Each of my family members has an invisible illness – anxiety, ADHD, ASD, depression. They’re not all diagnosed, but they’re all there, especially for me. My job for the last decade or so has been to dish out spoons to keep the family functioning. When the children were little, it wasn’t so obvious that that was what I was doing. Nurturing, providing for their needs, is natural when they’re five. It isn’t until they’re ten or more and you’re still doing it that you realise there might be something more.

Let’s take a normal school day morning. My son can get up without prompting, he makes his own breakfast. But there it gets tricky. He needs reminding to get dressed on time, he needs a nudge to brush his teeth. He needs help finding the right clothes for whether it’s PE or not, or if I haven’t put the laundry away. He’ll need to be told to pack his homework – several times – and to fill his water bottle. I’ll pack his lunch and make sure his shoes are clean and where he can find them. We’ll find his coat and make sure he has his phone. Now, let’s list that:

  • Find right clothes
  • Get dressed
  • Brush teeth
  • Pack homework
  • Fill water bottle
  • Get lunch
  • Find shoes
  • Find coat
  • Find phone 
  • Track the time

These are all tasks that require a bit of extra mental energy to make sure they happen, especially to make sure they happen in time to leave the house at 8.15am. So, each one of these is a spoon. Ten spoons, and we haven’t even started the day.

Then I make sure my daughter is awake, is mentally able to go to school, has breakfast if she wants it (three spoons), I make sure my husband has eaten breakfast, because he won’t without a nudge, and then his day is harder (spoon).
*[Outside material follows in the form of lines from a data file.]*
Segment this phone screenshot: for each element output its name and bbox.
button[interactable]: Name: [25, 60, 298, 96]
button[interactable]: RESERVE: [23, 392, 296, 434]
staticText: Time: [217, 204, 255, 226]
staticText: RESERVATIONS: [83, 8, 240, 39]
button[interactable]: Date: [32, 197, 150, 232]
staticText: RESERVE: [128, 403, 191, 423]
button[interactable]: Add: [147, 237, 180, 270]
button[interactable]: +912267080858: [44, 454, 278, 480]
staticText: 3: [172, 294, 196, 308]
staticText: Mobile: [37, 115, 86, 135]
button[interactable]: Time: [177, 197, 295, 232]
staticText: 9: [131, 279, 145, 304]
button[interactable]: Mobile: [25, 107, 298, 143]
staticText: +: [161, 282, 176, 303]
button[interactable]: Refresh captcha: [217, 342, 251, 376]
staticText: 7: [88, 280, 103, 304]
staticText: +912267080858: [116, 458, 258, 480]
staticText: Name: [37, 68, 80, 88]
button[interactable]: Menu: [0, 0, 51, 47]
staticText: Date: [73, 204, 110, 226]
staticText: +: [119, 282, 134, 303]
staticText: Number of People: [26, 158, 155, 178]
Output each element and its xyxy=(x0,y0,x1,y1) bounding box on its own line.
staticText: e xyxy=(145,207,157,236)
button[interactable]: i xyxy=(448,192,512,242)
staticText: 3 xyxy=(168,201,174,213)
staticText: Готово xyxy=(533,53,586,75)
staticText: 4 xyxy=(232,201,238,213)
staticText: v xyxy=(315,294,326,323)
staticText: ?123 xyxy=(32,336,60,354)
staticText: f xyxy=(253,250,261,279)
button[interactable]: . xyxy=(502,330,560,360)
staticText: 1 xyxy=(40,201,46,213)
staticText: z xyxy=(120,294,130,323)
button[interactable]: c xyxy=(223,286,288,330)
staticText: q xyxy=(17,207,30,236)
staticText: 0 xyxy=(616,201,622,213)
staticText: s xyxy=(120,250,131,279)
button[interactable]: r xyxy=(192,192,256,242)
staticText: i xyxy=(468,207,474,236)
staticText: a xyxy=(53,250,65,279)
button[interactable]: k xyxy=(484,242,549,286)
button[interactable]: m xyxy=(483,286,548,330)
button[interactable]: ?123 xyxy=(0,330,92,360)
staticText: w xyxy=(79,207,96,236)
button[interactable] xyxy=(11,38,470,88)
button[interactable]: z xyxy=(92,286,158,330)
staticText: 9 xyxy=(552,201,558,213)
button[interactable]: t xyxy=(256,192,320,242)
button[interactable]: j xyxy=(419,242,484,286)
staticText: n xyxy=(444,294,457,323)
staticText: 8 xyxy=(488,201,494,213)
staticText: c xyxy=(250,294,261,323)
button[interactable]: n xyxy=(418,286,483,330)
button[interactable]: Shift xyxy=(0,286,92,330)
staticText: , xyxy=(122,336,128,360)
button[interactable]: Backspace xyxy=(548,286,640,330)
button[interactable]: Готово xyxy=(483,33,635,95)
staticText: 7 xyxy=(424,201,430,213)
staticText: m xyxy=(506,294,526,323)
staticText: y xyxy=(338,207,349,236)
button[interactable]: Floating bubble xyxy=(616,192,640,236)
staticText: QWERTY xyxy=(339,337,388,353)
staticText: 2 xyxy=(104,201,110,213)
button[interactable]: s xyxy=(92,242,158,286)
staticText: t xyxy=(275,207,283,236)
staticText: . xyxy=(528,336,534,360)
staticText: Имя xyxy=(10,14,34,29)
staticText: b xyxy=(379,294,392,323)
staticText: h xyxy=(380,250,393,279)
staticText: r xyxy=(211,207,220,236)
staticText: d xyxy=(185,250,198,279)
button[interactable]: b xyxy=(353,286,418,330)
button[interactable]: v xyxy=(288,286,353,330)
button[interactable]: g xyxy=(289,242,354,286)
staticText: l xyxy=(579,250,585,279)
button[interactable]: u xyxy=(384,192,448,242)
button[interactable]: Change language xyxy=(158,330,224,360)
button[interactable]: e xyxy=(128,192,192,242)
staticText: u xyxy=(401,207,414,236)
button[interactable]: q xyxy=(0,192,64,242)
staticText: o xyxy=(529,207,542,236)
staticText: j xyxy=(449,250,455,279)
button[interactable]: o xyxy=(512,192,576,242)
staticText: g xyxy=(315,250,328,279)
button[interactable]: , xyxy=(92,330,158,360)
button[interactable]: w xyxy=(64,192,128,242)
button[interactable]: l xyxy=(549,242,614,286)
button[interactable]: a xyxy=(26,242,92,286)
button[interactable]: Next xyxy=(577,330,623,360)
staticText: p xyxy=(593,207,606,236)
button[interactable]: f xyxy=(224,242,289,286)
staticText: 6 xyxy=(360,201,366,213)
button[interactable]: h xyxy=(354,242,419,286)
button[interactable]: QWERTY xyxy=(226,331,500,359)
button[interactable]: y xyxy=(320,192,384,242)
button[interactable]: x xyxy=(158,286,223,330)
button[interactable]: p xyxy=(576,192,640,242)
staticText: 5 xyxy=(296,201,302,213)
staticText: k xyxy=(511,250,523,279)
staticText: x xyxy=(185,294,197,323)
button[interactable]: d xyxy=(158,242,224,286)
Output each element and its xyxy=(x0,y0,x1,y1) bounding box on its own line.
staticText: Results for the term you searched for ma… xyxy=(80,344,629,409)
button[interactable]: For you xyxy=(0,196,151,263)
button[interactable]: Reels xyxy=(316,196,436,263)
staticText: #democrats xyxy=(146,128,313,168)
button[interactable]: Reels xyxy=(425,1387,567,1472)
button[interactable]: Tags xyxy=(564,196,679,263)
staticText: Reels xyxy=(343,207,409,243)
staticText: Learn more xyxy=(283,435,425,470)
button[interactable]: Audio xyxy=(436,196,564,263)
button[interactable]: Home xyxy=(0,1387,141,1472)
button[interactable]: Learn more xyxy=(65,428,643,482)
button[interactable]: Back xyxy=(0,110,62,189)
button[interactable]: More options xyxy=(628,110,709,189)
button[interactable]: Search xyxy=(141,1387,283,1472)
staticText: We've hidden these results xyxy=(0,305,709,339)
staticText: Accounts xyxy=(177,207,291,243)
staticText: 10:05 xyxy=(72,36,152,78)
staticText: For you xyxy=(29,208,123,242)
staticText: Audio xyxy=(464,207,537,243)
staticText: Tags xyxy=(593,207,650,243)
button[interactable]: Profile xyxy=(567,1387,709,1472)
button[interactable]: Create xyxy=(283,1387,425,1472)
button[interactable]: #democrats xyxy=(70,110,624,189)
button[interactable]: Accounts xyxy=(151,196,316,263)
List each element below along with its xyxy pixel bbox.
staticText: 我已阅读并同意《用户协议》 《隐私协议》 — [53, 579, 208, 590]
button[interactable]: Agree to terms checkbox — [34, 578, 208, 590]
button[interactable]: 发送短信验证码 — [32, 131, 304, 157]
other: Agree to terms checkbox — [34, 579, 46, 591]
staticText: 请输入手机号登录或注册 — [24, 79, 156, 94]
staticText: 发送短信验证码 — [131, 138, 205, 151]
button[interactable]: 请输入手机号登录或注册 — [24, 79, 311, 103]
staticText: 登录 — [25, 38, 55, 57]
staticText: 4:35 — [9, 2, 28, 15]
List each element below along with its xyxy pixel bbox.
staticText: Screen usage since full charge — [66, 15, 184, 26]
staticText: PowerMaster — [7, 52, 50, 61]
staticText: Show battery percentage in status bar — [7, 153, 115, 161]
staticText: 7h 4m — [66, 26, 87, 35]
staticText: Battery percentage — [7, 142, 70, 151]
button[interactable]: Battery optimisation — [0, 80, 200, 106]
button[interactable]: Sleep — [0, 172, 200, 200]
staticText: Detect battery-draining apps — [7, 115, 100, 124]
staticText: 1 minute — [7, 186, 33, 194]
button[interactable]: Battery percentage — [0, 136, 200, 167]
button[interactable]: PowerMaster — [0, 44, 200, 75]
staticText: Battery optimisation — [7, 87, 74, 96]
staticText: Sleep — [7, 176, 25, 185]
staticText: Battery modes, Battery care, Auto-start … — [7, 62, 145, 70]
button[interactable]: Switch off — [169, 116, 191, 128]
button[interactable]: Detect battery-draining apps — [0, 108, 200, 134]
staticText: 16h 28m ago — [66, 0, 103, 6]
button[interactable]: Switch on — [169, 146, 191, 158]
Then I need to make sure I’m fed, dressed, brushed my teeth, fed the dogs, fed the hamster, walked the dogs, (six spoons) maybe put the dishwasher on because none of us managed it the night before. Sign my daughter’s diary, or check school emails, maybe it’s World Book Day or my daughter needs a new notebook or can’t find a glue stick. All spoons.

Before I went back to work, that would be it for the morning, more or less. After the school run (which my husband now does, so that’s a couple of spoons gone for him), I would have until 3pm to get my mind straight. Catch up on tasks that hadn’t been done. Rest. Do something creative. Often sleep. Basically, top up my dopamine levels (ADHD), although I didn’t realise that’s what I was doing.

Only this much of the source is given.